Cold Showers, “Shine”, in https://www.youtube.com/watch?v=nvZETvomGrA
O mar que tem chama. O seu incenso irrompe do luar que esbraceja a atalaia sobre o mar. Parecem diamantes a espreitar entre o leve ondular do mar. Diamantes soerguidos para se embeberem no lençol caiado que é conferido pelo luar sazonal. Dir-se-ia: o mar sobreaqueceu, de tanta chama, o mar abraseado como nunca se vira. Ou talvez já fora visto, pudesse o olhar vencer o sono (ou ser derrotado pela insónia) e, em dia de lua grávida, apreciasse o efeito produzido no mar seu recetor.
É um mar que chama. Apetece demorar o olhar, anotar meticulosamente as alterações trazidas pelo avançar da noite, até já se notar a primeira luz clara. Até à lua se agigantar de novo, como se contrariasse a senescência que a alvorada determina. O mar, qualquer que seja: uma vasta cama onde se acalmam os espíritos, ou um redemoinho voraz, a tela onde se expõe o mar sob os efeitos de uma tempestade. No último caso, não é provável que haja qualquer efeito da lua sobre o mar, ou pelo menos que este efeito seja visível.
O corpo vence o frio da noite e abeira-se do mar. Sente a quimera da maré e procede como se as mãos (obedientemente diligenciadas) se deitassem sobre o mar e apanhassem cada um dos iridescentes diamantes que espreitam através da escotilha para se saciarem na lua. Uma noite, uma fina língua de nevoeiro bordejava o mar. Parecia que os diamantes eram pessoas, talvez marinheiros escondidos nas profundezas do mar que vinham beber no luar as quimeras de que precisavam. Não pôde confirmar se eram vultos brunidos pelo luar irrefreável, ou se era uma ilusão trazida ao olhar pela combustão do luar com a fina língua de nevoeiro que aterrara sobre o mar.

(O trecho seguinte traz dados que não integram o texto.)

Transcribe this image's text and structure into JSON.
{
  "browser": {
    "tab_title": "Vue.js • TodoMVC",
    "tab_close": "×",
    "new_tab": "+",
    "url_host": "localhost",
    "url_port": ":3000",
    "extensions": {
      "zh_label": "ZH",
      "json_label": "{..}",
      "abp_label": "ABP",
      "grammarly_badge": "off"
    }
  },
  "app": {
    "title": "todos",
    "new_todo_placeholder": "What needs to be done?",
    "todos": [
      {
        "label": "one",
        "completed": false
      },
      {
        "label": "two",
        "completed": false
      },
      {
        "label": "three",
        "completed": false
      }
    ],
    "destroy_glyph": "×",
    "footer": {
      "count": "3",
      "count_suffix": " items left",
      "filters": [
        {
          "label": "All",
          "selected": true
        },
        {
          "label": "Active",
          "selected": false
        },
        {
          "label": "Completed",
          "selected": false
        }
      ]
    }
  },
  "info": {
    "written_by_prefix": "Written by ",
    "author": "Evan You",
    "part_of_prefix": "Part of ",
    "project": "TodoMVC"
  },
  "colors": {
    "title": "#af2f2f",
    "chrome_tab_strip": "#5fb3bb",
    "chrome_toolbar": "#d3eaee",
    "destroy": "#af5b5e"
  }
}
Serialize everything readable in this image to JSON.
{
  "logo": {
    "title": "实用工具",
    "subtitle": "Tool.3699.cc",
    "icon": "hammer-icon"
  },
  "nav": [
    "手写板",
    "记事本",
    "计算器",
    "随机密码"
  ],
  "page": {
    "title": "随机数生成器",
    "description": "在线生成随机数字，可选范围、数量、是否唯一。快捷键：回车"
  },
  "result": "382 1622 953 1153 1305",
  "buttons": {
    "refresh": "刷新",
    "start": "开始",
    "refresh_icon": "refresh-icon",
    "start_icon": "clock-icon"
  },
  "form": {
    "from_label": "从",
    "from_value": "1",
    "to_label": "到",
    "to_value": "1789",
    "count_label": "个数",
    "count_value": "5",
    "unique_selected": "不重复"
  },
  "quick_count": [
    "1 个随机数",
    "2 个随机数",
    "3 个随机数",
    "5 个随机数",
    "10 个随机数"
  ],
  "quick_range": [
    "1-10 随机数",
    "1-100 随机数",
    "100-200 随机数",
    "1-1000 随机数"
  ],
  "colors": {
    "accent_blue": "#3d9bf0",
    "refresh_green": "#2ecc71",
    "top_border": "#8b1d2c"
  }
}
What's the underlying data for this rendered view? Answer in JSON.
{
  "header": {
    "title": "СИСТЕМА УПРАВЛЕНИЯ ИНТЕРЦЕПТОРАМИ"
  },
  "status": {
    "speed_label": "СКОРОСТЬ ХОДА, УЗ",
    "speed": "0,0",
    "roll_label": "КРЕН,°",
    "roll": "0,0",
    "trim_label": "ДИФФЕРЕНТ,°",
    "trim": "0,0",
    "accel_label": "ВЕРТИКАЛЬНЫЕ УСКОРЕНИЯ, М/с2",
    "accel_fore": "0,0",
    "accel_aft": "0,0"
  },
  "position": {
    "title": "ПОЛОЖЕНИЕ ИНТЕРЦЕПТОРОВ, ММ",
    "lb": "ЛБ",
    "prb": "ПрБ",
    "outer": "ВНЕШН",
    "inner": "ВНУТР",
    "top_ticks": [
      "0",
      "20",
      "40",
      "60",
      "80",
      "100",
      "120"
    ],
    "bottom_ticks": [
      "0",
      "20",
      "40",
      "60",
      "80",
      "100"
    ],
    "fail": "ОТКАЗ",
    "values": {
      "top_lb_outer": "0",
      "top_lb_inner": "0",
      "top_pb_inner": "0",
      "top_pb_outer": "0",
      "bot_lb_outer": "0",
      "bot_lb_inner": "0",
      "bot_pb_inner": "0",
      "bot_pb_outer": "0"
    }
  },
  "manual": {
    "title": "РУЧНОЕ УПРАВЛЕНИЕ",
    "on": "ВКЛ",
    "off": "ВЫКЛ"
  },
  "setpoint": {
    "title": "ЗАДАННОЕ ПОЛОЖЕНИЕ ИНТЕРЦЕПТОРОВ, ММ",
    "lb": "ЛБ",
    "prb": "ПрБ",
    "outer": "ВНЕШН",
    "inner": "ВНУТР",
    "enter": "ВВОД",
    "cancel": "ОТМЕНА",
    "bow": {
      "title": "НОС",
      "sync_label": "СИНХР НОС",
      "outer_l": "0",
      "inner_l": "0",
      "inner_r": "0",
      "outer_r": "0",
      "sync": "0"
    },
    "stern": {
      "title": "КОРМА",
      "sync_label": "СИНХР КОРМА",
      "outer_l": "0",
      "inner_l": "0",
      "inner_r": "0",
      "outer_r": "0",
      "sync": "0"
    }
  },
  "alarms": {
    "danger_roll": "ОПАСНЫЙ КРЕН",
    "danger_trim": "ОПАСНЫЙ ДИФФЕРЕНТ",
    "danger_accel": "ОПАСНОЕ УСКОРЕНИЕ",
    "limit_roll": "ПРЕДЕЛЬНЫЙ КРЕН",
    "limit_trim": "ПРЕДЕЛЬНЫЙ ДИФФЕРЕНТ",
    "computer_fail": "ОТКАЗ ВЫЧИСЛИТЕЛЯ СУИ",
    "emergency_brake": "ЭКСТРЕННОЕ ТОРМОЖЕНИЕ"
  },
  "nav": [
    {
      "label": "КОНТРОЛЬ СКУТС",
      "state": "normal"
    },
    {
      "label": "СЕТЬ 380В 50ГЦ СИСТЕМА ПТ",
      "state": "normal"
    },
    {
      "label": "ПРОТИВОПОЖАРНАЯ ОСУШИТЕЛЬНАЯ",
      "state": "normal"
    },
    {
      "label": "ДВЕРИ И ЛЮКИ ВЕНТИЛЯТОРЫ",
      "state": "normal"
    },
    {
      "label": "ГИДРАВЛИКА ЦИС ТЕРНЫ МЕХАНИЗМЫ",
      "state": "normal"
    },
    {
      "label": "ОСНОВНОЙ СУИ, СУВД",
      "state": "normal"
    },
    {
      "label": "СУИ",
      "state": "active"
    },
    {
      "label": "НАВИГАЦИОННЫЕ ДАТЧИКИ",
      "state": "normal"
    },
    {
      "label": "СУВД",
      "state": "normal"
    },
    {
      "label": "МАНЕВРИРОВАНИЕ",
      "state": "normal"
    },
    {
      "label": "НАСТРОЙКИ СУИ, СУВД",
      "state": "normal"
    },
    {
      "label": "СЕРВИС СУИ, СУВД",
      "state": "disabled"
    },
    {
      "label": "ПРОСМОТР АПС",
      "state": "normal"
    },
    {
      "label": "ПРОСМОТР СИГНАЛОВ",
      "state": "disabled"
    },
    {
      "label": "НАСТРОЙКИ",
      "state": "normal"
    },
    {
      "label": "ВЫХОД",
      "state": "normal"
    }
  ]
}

Este é o mar que chama. Com ou sem luar. Qualquer que seja a estação que toma conta do calendário. Sem relação causal com o estado de espírito. E muito mais do que um apeadeiro: um refúgio que se sabe sempre onde está, sem ser preciso um mapa para no mar ter cais; ou, em havendo dúvidas, é só seguir as indicações da maresia.
O mar que chama, como se o chamamento fosse uma chama viva, incandescente, uma tocha sobrelevando no amparo das mãos que não se gastam. Enquanto houver um mar que chama. Um mar com chama.